Kemunafikan ketiga, Paulus mengatakan, “Engkau yang jijik akan segala berhala, mengapa engkau sendiri merampok rumah berhala?” (ayat 22b). Dengan kata lain, orang-orang Yahudi yang merasa bersalah ketika berbuat dosa, tetapi herannya bukannya menjauhi, malahan mendekati dan terus-menerus melakukan dosa. Orang-orang “Kristen” di abad ini juga melakukan tindakan serupa. Mereka tahu bahwa menipu, berbohong, malas, dll itu berdosa, tetapi mereka melakukannya, mengapa ? Apakah mereka tidak tahu ? TIDAK. Mereka tahu tetapi apa yang mereka ketahui dengan yang mereka ingin jalankan/patuhi itu berbeda. Mereka hanya ingin mengetahui apa yang berdosa dan apa yang tidak, tanpa mau terlibat menjalankan apa yang mereka telah ketahui. Mereka tahu malas itu berdosa, tetapi herannya mereka tidak mau mengubah sikap malas mereka, malahan terus-menerus malas, entah itu malas membaca Alkitab, malas mempelajari Firman Tuhan, malas berdoa, dll. Mereka mengaku diri orang Kristen, tetapi herannya anti bahkan tidak ingin mempelajari iman mereka. Bukankah ini suatu ironi yang aneh ? Kalau kita memiliki pacar/pasangan, bukankah kita ingin terus-menerus mengetahui dan mengenal pasangan kita lebih dalam ? Tetapi mengapa di dalam dunia rohani, kita enggan melakukan hal yang serupa ? Mengapa kita tidak mau mengenal kebenaran lebih dalam dan melakukannya ? Mengapa kita justru lebih suka apabila keKristenan itu hanya sebagai salah satu pedoman hidup di antara banyak pedoman hidup dari dunia (filsafat dualisme, humanisme dan materialisme) ? Kalau demikian, masih layakkah kita disebut orang “Kristen” apalagi “melayani ‘tuhan’” ?! Renungkanlah hal ini.

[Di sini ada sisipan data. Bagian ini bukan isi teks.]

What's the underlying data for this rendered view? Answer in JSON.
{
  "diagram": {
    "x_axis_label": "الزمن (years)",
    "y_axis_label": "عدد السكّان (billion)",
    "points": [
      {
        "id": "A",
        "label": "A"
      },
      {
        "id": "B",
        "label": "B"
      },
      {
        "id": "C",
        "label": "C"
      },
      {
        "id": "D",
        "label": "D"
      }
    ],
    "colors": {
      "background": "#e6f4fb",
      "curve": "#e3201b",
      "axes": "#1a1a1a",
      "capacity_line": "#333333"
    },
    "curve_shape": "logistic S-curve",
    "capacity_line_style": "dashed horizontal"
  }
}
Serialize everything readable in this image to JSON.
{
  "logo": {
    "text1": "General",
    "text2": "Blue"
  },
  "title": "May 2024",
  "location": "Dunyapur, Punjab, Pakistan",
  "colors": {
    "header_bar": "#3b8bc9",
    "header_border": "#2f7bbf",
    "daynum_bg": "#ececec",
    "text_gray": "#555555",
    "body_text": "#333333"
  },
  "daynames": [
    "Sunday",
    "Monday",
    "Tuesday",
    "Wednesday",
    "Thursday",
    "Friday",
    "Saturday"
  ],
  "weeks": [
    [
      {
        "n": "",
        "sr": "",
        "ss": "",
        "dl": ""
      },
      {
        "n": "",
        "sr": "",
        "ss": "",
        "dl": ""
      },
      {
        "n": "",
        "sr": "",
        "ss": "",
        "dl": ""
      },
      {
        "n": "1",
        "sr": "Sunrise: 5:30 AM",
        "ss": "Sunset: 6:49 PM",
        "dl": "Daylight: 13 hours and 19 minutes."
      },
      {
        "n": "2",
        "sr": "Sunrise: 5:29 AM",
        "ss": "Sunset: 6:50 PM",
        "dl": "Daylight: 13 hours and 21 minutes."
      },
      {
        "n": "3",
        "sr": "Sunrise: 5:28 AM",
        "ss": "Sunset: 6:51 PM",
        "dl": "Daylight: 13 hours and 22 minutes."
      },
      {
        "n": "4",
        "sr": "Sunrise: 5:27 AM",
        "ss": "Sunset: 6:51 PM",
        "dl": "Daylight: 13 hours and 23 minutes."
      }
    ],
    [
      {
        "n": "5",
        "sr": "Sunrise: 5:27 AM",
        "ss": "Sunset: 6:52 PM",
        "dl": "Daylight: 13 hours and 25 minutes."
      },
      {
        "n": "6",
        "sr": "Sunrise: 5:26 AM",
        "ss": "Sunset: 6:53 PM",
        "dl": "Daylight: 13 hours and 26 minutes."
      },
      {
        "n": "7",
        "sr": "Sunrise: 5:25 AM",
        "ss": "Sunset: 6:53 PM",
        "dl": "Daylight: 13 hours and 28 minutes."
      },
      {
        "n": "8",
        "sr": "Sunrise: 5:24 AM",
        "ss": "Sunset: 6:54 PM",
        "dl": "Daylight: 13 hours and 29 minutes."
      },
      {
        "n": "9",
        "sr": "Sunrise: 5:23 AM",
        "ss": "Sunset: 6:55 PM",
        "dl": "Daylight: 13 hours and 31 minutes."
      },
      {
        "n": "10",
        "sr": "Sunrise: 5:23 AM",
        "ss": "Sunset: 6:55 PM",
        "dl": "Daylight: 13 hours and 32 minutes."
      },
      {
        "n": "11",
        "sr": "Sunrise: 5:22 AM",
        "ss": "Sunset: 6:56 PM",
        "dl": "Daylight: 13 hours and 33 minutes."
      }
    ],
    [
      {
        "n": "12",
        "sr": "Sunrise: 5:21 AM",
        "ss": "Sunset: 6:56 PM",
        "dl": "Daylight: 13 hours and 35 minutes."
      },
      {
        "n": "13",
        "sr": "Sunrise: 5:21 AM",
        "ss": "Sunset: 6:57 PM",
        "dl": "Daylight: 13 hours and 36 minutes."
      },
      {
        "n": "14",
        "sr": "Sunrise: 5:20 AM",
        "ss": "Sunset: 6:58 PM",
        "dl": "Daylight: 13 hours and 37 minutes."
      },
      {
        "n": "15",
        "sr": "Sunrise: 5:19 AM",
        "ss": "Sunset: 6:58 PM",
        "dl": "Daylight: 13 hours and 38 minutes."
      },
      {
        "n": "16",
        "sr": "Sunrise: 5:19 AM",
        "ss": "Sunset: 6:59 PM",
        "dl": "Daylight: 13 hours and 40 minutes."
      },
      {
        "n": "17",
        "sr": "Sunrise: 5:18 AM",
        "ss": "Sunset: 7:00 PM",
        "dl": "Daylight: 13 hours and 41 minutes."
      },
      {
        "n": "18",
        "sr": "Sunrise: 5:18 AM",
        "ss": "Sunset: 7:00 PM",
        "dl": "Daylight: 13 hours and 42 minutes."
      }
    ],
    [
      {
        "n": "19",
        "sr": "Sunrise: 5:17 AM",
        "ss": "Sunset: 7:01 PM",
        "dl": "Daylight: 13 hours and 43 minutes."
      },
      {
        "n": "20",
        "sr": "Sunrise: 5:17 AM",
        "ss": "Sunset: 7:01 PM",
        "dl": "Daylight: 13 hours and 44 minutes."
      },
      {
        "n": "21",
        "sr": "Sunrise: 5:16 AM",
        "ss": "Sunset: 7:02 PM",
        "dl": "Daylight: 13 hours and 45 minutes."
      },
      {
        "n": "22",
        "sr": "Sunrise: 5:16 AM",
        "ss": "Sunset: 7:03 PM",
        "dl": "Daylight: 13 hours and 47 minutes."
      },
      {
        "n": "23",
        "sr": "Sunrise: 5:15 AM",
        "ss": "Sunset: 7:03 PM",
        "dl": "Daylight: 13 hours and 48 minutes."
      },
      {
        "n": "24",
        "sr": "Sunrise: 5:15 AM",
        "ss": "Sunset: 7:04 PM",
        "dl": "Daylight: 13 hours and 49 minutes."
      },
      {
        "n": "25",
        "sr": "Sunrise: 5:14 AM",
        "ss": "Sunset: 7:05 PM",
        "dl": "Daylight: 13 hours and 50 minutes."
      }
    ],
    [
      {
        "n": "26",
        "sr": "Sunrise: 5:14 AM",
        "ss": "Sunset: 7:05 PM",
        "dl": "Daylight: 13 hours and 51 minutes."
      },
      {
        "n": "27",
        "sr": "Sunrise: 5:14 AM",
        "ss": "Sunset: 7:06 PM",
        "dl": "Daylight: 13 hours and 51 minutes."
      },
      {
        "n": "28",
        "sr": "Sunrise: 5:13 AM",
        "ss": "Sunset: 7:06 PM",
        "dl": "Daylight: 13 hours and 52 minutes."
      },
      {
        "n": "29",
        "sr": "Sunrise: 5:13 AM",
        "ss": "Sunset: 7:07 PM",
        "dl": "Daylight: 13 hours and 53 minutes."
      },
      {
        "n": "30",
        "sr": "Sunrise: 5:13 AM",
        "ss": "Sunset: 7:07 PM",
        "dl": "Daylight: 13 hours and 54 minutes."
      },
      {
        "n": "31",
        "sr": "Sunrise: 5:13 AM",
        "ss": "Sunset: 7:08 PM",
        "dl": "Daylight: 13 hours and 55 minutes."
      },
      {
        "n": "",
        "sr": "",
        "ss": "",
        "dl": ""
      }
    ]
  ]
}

Kemunafikan keempat, Paulus menuturkan, “Engkau bermegah atas hukum Taurat, mengapa engkau sendiri menghina Allah dengan melanggar hukum Taurat itu?” (ayat 23). Orang-orang Yahudi bersukacita karena memiliki Taurat, tetapi herannya kesukacitaan mereka bukanlah murni dari hati mereka tetapi kesukacitaan palsu. Mengapa ? Karena buktinya mereka hanya berbangga dengan memiliki Taurat, tetapi mereka tidak berbangga jika mereka ingin menaati apa yang Taurat perintahkan. Apakah kebanggaan sejati itu ? Apakah kebanggaan itu diukur dari memiliki sesuatu yang berharga saja ? TIDAK. Kebanggaan sejati diukur bukan hanya dari memiliki sesuatu yang sangat berharga tetapi juga diukur dari seberapa kita memegang teguh dan mau berkorban bagi sesuatu yang sangat berharga itu. Jika orang Kristen memiliki wahyu khusus Allah yaitu Kristus dan Alkitab, maka itu merupakan kebanggaan. Tetapi kalau orang Kristen hanya berbangga pada waktu itu saja dan tidak mau berkorban dengan memberitakan Injil, mempelajari Firman dan berperang melawan dan menantang zaman, maka kebanggaan itu belumlah sempurna. Justru kebanggaan atau kemegahan sejati diukur dari seberapa besar kita mengerti Alkitab dengan mempelajarinya dan melakukannya misalnya dengan memberitakan Injil dan kehidupan yang memuliakan Tuhan di dalam seluruh aspek hidup kita. Paulus mengajarkan, “Jadi dalam Kristus aku boleh bermegah tentang pelayananku bagi Allah.” (Roma 15:17) Di dalam 1 Korintus 1:31, Paulus juga mengajarkan, “Karena itu seperti ada tertulis: "Barangsiapa yang bermegah, hendaklah ia bermegah di dalam Tuhan."” Kebanggaan sejati didapat hanya di dalam Tuhan, yaitu ketika mengerti dan melakukan Firman Tuhan di dalam hidup kita, bukan di dalam ukuran duniawi yang fana ini.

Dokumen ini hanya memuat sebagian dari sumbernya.